Projekt: Zooplankton Energy Turnover in a Changing Environment
|Title:||Zooplankton Energy Turnover in a Changing Environment|
|Duration:||01.03.2014 - 31.10.2017|
|Project manager:||Dr. Natalie Loick-Wilde|
|Focus:||Basin-scale Ecosystem Dynamics|
Prof. Schulz-Bull, PD Dr. Maren Voss, Dr. Marion Abraham, Dr. Jörg Dutz, Elvita Eglite (Doktorandin)
Prof. Thorsten Dittmar (ICBM), Prof. Deborah Steinberg (VIMS), Prof. Joseph P. Montoya (GATECH)

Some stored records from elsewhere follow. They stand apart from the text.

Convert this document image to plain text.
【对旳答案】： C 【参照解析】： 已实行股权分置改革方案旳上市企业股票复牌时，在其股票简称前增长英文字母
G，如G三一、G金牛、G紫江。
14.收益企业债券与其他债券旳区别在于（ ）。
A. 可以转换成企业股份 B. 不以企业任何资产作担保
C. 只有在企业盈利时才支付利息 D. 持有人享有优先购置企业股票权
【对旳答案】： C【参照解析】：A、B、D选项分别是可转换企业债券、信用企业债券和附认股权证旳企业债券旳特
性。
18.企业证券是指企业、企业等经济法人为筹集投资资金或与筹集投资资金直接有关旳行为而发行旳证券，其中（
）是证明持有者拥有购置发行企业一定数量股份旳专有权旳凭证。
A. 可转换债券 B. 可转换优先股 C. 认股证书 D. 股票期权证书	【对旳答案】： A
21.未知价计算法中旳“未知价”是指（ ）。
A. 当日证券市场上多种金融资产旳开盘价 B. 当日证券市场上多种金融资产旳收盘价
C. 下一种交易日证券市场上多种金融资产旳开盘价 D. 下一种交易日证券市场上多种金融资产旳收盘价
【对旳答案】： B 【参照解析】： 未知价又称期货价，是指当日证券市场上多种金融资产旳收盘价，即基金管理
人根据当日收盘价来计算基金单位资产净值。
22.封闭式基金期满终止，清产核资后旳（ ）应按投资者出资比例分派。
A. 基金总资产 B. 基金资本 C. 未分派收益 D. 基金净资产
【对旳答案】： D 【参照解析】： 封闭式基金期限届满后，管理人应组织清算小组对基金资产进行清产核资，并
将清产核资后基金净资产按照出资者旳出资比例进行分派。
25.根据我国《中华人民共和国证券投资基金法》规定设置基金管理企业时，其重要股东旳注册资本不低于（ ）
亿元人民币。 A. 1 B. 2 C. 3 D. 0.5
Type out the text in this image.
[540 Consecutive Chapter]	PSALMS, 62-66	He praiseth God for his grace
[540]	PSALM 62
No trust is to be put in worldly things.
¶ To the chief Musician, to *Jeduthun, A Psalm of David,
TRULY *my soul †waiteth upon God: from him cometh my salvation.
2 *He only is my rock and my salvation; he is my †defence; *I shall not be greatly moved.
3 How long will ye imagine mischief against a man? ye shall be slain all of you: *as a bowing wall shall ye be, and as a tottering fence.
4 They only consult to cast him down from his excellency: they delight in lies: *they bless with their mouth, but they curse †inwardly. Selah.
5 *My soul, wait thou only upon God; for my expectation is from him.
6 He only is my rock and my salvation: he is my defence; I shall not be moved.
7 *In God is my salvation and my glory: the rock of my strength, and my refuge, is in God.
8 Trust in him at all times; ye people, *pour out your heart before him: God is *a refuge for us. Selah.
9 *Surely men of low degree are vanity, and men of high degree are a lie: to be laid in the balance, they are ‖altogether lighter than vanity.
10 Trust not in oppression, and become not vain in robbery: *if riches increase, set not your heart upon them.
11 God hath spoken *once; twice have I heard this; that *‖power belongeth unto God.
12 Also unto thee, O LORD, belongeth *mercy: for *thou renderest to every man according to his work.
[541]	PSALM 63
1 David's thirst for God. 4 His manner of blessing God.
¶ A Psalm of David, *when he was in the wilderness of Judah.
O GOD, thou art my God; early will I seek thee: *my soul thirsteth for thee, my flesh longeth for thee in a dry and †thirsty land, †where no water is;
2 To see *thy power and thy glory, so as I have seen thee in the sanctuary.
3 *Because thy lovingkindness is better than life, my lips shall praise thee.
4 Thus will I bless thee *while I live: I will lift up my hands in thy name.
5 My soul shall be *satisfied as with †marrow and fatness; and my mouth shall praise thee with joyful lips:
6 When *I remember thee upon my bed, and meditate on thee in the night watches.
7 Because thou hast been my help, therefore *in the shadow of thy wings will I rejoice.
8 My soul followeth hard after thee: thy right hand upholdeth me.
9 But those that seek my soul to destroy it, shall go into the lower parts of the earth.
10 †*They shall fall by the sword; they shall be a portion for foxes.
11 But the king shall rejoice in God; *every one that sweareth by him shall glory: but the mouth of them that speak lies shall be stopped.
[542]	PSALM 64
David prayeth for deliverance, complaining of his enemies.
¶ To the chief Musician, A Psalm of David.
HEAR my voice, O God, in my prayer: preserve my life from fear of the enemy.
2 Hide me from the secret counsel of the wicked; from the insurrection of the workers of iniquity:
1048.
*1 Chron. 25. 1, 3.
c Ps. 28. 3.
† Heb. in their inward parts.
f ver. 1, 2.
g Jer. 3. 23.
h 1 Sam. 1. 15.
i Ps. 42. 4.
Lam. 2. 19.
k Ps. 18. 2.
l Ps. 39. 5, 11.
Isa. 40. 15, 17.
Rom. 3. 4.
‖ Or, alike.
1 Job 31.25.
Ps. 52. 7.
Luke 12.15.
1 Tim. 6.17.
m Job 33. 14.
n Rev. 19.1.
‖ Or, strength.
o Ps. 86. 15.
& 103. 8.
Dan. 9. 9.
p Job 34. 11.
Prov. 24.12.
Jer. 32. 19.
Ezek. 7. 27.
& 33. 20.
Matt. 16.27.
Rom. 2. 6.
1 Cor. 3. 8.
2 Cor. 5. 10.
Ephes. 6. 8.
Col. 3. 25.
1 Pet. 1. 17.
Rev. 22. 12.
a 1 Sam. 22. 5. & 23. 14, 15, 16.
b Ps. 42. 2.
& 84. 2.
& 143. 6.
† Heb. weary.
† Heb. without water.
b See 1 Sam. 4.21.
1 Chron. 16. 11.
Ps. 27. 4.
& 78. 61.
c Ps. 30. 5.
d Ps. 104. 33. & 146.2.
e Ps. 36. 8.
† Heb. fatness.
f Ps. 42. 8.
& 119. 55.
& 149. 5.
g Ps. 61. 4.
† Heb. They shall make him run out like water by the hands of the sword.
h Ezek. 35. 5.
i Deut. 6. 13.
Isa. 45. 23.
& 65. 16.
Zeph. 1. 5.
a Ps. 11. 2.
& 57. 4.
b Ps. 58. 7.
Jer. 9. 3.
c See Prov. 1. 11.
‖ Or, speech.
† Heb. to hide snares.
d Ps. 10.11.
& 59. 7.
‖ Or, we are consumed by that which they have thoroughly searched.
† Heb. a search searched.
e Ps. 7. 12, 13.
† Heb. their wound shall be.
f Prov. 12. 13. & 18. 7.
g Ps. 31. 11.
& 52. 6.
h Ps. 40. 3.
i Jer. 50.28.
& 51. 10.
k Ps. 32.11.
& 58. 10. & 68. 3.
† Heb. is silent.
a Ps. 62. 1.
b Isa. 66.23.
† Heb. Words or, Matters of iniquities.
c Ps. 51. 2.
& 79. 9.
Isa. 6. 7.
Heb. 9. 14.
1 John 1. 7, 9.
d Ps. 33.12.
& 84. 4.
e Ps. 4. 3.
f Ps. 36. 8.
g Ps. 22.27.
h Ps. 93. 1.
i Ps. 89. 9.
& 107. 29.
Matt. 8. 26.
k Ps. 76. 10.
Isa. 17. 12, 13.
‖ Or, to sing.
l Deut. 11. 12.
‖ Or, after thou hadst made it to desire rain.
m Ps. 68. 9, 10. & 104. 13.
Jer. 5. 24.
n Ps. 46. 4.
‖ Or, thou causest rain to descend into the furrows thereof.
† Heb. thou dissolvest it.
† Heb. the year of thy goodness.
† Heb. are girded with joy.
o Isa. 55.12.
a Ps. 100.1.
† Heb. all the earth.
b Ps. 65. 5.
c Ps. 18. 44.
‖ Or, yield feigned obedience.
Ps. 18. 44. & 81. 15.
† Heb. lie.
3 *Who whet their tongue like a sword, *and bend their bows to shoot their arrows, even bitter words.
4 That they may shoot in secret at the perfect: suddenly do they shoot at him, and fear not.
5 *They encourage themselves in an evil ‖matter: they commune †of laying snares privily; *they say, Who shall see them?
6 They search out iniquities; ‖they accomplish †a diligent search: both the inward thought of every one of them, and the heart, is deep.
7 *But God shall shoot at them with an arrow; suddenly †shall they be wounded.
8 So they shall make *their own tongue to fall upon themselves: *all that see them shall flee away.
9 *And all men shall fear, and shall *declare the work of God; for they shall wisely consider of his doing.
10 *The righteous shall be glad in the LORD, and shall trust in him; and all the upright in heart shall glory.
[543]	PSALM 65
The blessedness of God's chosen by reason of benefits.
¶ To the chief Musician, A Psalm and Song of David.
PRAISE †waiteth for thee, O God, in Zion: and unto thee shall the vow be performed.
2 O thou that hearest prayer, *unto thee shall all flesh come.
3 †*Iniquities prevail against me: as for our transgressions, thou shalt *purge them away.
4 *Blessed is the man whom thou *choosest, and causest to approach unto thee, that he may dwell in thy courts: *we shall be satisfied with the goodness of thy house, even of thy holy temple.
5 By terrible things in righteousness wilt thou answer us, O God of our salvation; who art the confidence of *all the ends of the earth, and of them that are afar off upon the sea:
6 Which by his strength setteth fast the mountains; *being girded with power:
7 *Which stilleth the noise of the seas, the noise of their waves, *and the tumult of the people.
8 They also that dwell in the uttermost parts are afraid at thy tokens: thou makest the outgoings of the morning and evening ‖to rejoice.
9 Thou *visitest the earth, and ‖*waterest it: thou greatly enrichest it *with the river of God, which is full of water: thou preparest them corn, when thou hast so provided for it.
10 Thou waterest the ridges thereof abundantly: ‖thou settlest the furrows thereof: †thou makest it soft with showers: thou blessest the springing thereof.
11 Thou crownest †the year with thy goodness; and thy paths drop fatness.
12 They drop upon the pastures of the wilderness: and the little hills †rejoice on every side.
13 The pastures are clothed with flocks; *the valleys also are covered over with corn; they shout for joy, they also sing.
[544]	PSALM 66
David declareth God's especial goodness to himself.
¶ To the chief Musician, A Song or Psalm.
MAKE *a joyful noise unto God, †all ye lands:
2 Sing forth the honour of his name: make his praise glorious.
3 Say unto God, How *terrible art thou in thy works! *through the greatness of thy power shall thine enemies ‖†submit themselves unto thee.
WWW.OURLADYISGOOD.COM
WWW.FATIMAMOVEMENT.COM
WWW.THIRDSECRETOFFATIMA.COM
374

Changing nitrogen and carbon biogeochemical cycles as a consequence of climate change and anthropogenic eutrophication alter marine food webs of coastal areas in an unpredictable way. These changes often manifest in the dramatic shift from nutritious algae species to lipid-poor, harmful cyanobacteria blooms that may endanger current food webs including fisheries. So far we don’t have a mechanistic understanding how lower trophic levels like zooplankton that rely on a lipid based metabolism beyond the tropics and on a protein based metabolism in the tropics, cope with such lipid-poor conditions. Zooplankton organisms play a key role in the biological productivity of the ocean as they refine algae into protein- and lipid-rich food and thus link primary to fishery production while fueling the microbial loop with their exometabolomic waste products. Previous compound-specific stable isotope work of my colleagues and me proved that in contrast to the slow lipid metabolism, the understudied amino acid metabolism in zooplankton rapidly adjusts when food concentrations are low or cyanobacteria are abundant. This makes it the optimal tool to investigate the consequences of lipid-poor cyanobacteria blooms on the energy metabolism in marine food webs. In the ZET-Change project the carbon and nitrogen flows through the amino acid and lipid pools of zooplankton species and communities will be quantified during cyanobacteria blooms in the Baltic Sea. The effect on the population and ecosystem level will be tackled by exploring the exometabolomic waste product release in combined field sampling and ship based experiments and subsequent analysis using cutting edge technologies like compound specific isotope analysis and Fourier transform ion cyclotron resonance mass spectrometry.